As of Thursday, there were 76 large fires across the United States, including 14 in California, 17 in Idaho, 11 in Montana, 12 in Oregon and 16 in Washington.
To see why more help is needed, you need only read this Los Angeles Times story, about a Washington state fire chief in Stevens County, Rick Anderson, who had to fight off a blaze with a “small crew of volunteers” after his repeated calls for help went unanswered.
As the story reads:
First, he called surrounding fire agencies for help. They were already overwhelmed by other wildfires.“Nobody came,” he said.Next, he called the county.“Nobody came,” said Anderson, who also works as a communications specialist for the sheriff’s office.Then he called the Washington Department of Natural Resources.“They had nobody to come help us,” he said.
Also in Washington state, three firefighters died this week, fighting a blaze when their vehicle apparently crashed and a fire overtook them. “These were three big heroes protecting small towns,” Washington Gov. Jay Inslee said Thursday. “These are people who were lost doing what firefighters do, which is to rush toward the fire, rather than away.”
This is not the first time that the United States has relied on firefighters from so far away. There’s a history of such international collaboration with Australia and New Zealand, going back to the year 2000, which the National Interagency Fire Center says is “the first time their firefighters fought fires on American soil.”
The United States has also sent its own firefighters to these countries when they need aid: 67 to Australia in 2007 and 73 in 2009.
The reason this works, according to the NIFC, is that the two countries are “very similar to the United States national fire organization in training requirements and structure.”

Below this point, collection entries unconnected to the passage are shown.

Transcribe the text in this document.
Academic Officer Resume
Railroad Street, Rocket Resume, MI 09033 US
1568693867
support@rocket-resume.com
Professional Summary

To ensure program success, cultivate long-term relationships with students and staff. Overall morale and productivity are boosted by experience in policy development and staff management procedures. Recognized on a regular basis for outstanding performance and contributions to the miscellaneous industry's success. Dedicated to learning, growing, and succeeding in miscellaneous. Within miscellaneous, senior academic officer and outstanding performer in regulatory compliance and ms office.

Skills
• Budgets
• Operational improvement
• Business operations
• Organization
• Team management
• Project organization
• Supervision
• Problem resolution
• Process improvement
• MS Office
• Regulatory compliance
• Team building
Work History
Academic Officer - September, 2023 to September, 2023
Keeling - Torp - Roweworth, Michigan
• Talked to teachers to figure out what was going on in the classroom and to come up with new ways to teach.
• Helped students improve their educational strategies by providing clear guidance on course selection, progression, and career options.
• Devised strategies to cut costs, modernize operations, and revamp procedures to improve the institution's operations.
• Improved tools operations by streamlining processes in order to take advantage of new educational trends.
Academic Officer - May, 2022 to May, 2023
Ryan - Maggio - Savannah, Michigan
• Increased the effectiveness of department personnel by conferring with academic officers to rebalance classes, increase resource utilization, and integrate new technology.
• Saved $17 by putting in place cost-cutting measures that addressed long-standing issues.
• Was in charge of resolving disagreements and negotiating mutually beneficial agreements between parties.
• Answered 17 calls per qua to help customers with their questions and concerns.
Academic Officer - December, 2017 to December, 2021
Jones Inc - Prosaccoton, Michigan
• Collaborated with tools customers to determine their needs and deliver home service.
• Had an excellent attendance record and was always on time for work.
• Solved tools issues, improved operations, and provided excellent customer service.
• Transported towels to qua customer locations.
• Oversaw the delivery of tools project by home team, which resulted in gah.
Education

Superlatives are warranted when discussing this year’s U.S. wildfire season. It started out with a large burst of activity in Alaska — where 5.1 million acres have burned so far, in the second worst wildfire year on record — and then shifted to the lower 48. Here, the total acreage burned has not been so large (it’s hard to compete with Alaska in this respect). But so many large fires have erupted in so many different states in the past week or more that the Level 5 preparedness designation was needed to attempt to fight them all simultaneously.
As of now, 7,210,959 acres have been consumed, putting 2015 ahead of the pace of burn for all of the past 10 years.
It is only since 2004 that the United States has seen a national wildfire season with over 8 million acres burned, with reliable records going back to 1983. Starting with that year, there have been six of them.